Over the course of 11 years, the left has gotten stronger, together. When you make it easy and simple for donors to give to the candidates of their choice, they give more often — the numbers back that up every day. In 2015 so far, ActBlue Express users account for 64.2% of all contributions through ActBlue. That’s an outsized impact for every candidate and nonprofit using our tools. Those Express users add up to big money for Democrats. But more than that, Express is a vital piece of Democratic infrastructure in the same fashion as the voter file that runs field operations across the country.
That’s the real power of ActBlue. Listening to, and amplifying, the voice of the grassroots can lead to a healthier, more sustainable movement for political and social progress. And the Express pool is perpetual because of our choice to be a nonprofit. We’re not a business that might move on or try to sell such a strategic asset. ActBlue is a mission-based organization dedicated to empowering small-dollar donors and supporting victories on the left. We’re providing a central resource for every Democrat in 2016. We’ll be doing the same thing in 2020. And in 2024.
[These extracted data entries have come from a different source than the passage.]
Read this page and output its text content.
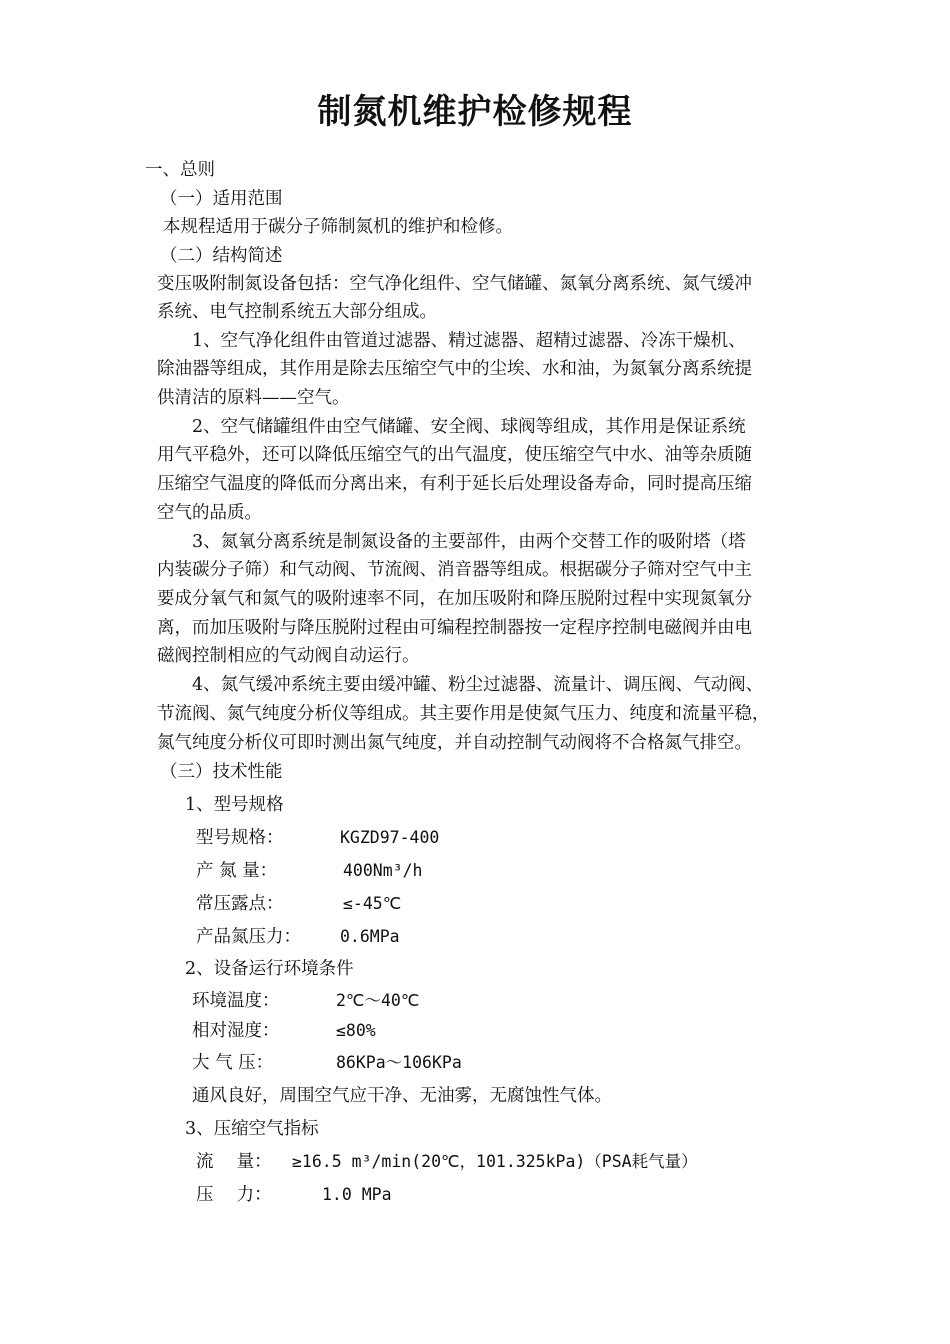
制氮机维护检修规程
一、总则
（一）适用范围
本规程适用于碳分子筛制氮机的维护和检修。
（二）结构简述
变压吸附制氮设备包括：空气净化组件、空气储罐、氮氧分离系统、氮气缓冲
系统、电气控制系统五大部分组成。
1、空气净化组件由管道过滤器、精过滤器、超精过滤器、冷冻干燥机、
除油器等组成，其作用是除去压缩空气中的尘埃、水和油，为氮氧分离系统提
供清洁的原料——空气。
2、空气储罐组件由空气储罐、安全阀、球阀等组成，其作用是保证系统
用气平稳外，还可以降低压缩空气的出气温度，使压缩空气中水、油等杂质随
压缩空气温度的降低而分离出来，有利于延长后处理设备寿命，同时提高压缩
空气的品质。
3、氮氧分离系统是制氮设备的主要部件，由两个交替工作的吸附塔（塔
内装碳分子筛）和气动阀、节流阀、消音器等组成。根据碳分子筛对空气中主
要成分氧气和氮气的吸附速率不同，在加压吸附和降压脱附过程中实现氮氧分
离，而加压吸附与降压脱附过程由可编程控制器按一定程序控制电磁阀并由电
磁阀控制相应的气动阀自动运行。
4、氮气缓冲系统主要由缓冲罐、粉尘过滤器、流量计、调压阀、气动阀、
节流阀、氮气纯度分析仪等组成。其主要作用是使氮气压力、纯度和流量平稳，
氮气纯度分析仪可即时测出氮气纯度，并自动控制气动阀将不合格氮气排空。
（三）技术性能
1、型号规格
型号规格：	KGZD97-400
产 氮 量：	400Nm³/h
常压露点：	≤-45℃
产品氮压力： 0.6MPa
2、设备运行环境条件
环境温度：	2℃～40℃
相对湿度：	≤80%
大 气 压：	86KPa～106KPa
通风良好，周围空气应干净、无油雾，无腐蚀性气体。
3、压缩空气指标
流　 量： ≥16.5 m³/min(20℃，101.325kPa)（PSA耗气量）
压　 力：	1.0 MPa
The GOP used to think that it could solve its small-dollar donor problem by building its own version of ActBlue, copying our tools and our site layout. But those attempts always ended up as empty echoes of the vibrant and growing numbers at ActBlue. It forgot that the community is the transformative part.
I’m glad to see Republicans have moved on from those attempts and are investigating Democrats’ techniques in more detail, but they are still missing the big picture. They can’t solve their problems with a top-down approach, or buy their way out of it by getting campaigns to spend money on ads. They can copy techniques and tools, but our real “secret sauce” is our shared community of campaigns and organizations and our donor-first approach to organizing small-dollar donors. You earn success in small-dollar fundraising by connecting donors with the campaigns and committees that prioritize grassroots donor voices.
I guess collectivism isn’t something that comes naturally to Republicans. But I wish it would. A democracy powered by small-dollar donors is better for us all.